Colloidal lithography, a simple and inexpensive method for fabricating nanostructures is explored to create nanostructures for improving the sensing characteristics of palladium-palladium oxide core-shell structure towards H2S. Using colloidal lithography, we have been able to fabricate 100 nm diameter discs on top of Pd beam, later plasma oxidized to yield core-shell device. Nanostructuring has enhanced the sensing characteristics of the palladium-palladium oxide sensor for H2S.

Gas sensor array on plastic

Motivated by the need for low cost sensors we developed a sensor array platform with integrated microheater on flexible and low-cost plastic substrate using CMOS compatible fabrication processes.

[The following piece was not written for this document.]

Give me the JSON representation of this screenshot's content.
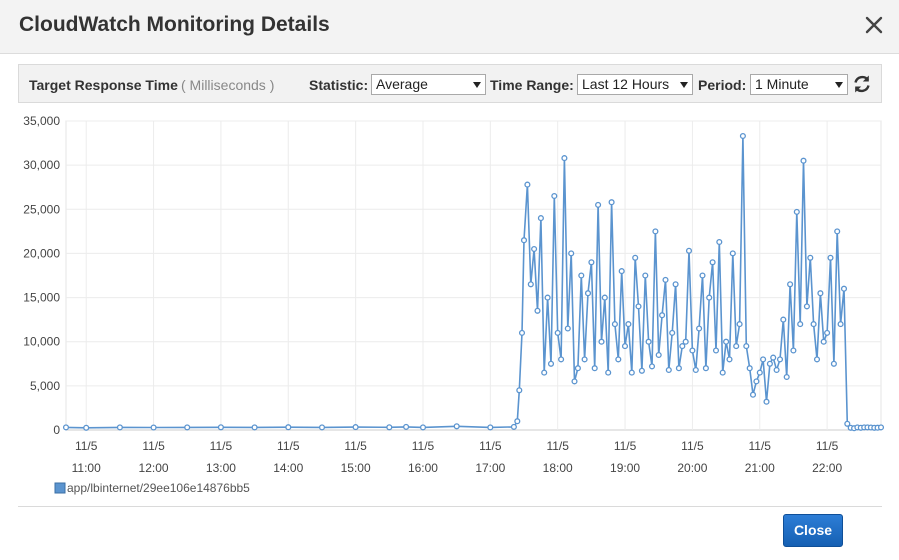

The sensor array consisted of four sensors with individually controlled microheater deposited on nanogap created using electromigration process. Due to flexible nature of substrate, the bending angle dependent microheater characteristics and sensing performance show the potential of the sensor platform in low power wearable electronics.

Site Specific Immobilization of Single DNA

The work involves simulation, fabrication and characterization of nanogap electrodes for site specific binding of DNA molecules. It involves study of the behaviour of DNA under an electric field. In this project we are trying to see how the DNA can be manipulated by applying an electric field through various electrical and physical process. I have done the simulation of DNA using COMSOL Multiphysics software to see its behaviour under an applied Electric Field. The fabrication of nanogap electrodes was carried out at Centre of Excellence in Nanoscience at IIT Bombay as part of my thesis working on Jeol EBL 6400 and Raith 150 for electron beam lithography used for the devices.